Caitríona Redmond is a very savvy shopper who feeds herself, her husband two young boys and a teenage girl on just €100 a week, which also includes bin tags, prescriptions, nappies, cleaning materials “and anything else I may need during the week”.

She wasn’t always so frugal. “Wind the clock back seven years and I would have spent as much as three times my current budget on groceries; that was just for my husband, the now 15-year-old and me. For bigger-ticket items I always did the research and shopped around. Nowadays I apply the same know-how to grocery shopping. When I think back to the amount of money I wasted on groceries that often ended up in the bin, I feel a little bit sick.”

She thinks people waste money in the name of convenience. “If you are prepared to cook meals from scratch, using fresh ingredients, then you will always save money. For example, the leading Irish brand of organic oats work out just as cheap as a bowl of processed cereal; they’re also better for you, but it does take time to make porridge in the morning.

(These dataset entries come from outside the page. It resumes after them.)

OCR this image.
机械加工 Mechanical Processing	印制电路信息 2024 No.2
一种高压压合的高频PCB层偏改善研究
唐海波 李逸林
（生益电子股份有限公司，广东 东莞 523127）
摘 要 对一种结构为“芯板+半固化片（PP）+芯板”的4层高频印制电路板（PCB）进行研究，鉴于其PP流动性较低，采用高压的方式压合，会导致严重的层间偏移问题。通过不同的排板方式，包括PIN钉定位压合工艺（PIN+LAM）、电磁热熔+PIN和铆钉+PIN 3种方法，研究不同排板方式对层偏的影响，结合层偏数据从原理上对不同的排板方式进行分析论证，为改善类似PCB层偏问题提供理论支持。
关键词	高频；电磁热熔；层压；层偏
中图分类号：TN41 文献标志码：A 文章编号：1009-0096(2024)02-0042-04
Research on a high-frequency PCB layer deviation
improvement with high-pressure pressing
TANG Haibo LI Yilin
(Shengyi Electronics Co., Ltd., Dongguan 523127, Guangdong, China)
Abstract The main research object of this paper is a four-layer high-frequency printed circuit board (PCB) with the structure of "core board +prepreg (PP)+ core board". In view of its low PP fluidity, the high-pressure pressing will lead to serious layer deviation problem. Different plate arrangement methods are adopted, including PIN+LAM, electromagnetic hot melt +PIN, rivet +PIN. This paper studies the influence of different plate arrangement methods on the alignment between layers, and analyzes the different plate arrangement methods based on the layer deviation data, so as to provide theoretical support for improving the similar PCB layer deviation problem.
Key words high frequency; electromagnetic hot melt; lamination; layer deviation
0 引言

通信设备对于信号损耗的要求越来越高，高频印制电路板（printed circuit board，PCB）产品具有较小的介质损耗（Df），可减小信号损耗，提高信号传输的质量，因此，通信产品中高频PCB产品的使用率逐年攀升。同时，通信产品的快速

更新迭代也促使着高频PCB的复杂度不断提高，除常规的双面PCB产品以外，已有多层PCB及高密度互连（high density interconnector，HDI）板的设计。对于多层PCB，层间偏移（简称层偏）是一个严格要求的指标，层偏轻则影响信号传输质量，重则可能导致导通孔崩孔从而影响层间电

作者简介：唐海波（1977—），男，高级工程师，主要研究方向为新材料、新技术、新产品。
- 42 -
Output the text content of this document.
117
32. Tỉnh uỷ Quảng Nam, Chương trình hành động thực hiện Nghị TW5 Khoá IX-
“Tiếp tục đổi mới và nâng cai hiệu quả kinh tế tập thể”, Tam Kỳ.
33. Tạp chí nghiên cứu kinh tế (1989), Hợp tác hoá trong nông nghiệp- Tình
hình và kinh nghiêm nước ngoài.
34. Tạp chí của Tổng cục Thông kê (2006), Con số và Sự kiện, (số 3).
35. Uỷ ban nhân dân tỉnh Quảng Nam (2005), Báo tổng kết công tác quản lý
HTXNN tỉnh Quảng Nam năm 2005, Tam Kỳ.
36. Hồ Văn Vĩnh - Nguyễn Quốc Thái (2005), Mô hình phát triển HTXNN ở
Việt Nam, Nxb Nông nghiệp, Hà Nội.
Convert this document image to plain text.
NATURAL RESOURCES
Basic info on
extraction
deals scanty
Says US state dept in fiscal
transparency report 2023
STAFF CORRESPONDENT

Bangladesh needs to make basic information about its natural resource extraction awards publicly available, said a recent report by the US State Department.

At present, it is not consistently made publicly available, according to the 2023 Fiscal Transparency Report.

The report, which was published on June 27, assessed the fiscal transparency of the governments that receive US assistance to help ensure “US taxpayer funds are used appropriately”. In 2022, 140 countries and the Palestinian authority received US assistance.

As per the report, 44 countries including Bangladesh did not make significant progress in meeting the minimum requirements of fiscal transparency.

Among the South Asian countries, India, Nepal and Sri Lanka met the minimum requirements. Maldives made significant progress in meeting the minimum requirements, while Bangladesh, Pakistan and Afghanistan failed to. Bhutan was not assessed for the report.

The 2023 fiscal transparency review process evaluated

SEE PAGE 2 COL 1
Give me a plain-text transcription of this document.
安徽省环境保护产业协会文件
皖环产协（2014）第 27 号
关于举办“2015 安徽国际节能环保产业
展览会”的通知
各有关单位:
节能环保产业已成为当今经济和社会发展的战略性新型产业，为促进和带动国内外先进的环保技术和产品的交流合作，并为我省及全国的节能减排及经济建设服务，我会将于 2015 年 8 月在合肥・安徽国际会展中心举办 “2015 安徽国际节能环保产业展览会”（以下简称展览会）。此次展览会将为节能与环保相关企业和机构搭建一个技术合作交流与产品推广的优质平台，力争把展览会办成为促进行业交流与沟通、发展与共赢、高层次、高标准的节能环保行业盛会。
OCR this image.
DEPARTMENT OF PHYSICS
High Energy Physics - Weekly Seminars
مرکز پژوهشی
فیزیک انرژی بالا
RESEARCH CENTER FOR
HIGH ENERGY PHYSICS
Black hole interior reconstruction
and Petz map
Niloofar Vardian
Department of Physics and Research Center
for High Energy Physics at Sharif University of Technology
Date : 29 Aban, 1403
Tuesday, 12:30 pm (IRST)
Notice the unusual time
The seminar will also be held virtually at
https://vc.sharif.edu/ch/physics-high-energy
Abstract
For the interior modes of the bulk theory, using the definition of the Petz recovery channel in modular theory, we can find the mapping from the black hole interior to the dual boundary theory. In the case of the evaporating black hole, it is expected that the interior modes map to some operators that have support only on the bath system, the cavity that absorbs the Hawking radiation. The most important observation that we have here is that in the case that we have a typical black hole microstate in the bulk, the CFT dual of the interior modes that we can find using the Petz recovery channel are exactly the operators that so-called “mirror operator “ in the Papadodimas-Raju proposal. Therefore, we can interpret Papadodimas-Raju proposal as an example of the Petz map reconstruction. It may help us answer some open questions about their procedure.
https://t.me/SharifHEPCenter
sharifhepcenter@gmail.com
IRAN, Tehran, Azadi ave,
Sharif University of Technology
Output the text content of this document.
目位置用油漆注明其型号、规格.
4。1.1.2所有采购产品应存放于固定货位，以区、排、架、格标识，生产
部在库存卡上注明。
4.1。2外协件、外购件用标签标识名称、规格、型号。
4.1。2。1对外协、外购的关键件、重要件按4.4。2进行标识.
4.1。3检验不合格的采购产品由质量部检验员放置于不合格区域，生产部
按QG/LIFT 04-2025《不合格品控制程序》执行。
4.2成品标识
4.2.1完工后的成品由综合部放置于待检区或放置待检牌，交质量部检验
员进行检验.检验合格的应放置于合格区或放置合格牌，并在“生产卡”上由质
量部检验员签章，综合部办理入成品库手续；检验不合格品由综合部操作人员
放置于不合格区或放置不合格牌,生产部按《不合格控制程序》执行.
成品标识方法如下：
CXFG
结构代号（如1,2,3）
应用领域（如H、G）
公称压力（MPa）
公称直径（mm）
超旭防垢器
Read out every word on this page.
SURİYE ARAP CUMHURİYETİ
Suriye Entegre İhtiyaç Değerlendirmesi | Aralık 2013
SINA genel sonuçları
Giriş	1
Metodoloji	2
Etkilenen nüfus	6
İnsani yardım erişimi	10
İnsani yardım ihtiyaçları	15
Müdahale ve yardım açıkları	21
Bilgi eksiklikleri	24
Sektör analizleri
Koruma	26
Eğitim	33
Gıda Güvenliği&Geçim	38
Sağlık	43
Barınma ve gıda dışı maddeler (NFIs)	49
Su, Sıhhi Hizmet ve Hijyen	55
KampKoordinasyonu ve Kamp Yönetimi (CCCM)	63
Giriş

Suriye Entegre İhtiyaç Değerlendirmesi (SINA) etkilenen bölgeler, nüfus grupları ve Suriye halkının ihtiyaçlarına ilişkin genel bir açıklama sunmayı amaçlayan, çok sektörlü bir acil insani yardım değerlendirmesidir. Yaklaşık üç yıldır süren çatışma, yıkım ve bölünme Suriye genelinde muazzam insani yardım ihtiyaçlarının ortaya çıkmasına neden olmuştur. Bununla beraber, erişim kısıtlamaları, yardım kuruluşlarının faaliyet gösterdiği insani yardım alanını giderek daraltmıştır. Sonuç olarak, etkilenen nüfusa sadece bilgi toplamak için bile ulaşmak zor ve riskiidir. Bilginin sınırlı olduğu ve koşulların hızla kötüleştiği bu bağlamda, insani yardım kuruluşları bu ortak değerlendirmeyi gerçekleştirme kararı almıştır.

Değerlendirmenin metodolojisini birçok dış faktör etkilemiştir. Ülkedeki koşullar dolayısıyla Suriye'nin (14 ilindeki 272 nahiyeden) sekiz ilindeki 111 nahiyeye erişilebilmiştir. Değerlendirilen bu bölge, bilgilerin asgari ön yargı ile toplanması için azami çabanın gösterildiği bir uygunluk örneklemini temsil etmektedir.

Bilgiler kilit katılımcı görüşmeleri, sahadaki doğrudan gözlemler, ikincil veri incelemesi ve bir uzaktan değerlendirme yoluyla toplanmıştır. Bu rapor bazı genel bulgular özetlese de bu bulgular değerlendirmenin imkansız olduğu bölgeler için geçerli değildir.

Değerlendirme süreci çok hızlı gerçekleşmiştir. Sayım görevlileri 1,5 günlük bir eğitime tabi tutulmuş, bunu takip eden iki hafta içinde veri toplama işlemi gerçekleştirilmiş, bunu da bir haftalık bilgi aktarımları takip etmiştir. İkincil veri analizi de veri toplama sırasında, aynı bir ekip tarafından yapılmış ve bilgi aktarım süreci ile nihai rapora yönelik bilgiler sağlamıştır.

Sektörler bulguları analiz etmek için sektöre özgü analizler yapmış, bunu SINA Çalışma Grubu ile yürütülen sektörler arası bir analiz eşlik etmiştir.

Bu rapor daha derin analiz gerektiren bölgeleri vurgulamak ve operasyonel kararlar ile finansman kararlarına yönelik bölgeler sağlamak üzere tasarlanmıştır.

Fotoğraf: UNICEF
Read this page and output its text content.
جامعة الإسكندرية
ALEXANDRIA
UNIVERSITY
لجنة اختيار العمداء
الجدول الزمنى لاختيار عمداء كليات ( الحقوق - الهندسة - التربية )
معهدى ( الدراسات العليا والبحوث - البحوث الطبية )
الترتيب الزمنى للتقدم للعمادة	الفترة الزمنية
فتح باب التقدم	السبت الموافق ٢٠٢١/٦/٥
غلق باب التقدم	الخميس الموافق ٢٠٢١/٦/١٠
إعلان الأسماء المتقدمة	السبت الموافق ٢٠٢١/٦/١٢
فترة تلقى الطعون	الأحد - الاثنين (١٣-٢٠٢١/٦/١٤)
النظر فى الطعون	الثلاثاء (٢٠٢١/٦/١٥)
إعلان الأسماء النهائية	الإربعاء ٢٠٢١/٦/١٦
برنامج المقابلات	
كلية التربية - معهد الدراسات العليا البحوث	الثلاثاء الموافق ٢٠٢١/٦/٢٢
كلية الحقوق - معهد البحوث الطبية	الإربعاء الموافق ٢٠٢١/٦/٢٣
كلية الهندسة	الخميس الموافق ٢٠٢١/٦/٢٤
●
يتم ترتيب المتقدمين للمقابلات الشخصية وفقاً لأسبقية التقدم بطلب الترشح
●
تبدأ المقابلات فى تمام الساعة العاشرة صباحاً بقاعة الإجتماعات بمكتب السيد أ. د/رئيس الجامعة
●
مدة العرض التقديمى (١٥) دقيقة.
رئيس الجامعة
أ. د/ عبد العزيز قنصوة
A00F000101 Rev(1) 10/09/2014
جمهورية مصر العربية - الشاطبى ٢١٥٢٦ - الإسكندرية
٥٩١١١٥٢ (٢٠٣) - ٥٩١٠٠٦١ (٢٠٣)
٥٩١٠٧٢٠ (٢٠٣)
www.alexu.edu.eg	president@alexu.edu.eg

“Irish supermarkets have fresh fruit and vegetable deals every single week; couple that with a €25 pack of meat from a local butcher and you can eat like a king. It does mean you have to cook it from scratch, though, and many people don’t have the time, skills or desire to do this.”

She says three factors drive up grocery costs: processed foods, meat and treats. “If a family on a budget were to cut back on treat items, such as sweets, crisps and biscuits, cook from scratch and eat less meat, then they should be able to save at least €30 a week. Families who are prepared to shop around to get the deals on decent food could save even more.

“I’m a big fan of Aldi’s super-six deals for fruit and vegetables and SuperValu’s three items for €2 specials.”


  • 1 Plan ahead: Work out what you're going to eat and what you need to buy. Make lists and stick to them.
  • 2 Cook a little less food and use communal serving bowls a little more more: you'll be amazed at the impact on your budget.
  • 3 Keep your eyes peeled for special offers and relevant coupons. Do not buy perishables in bulk unless you can freeze them.
  • 4 Make the switch to own-brand products – at least for some of your weekly shop.
  • 5 Speciality stores will help you cut costs. Local greengrocers and butchers are often better value.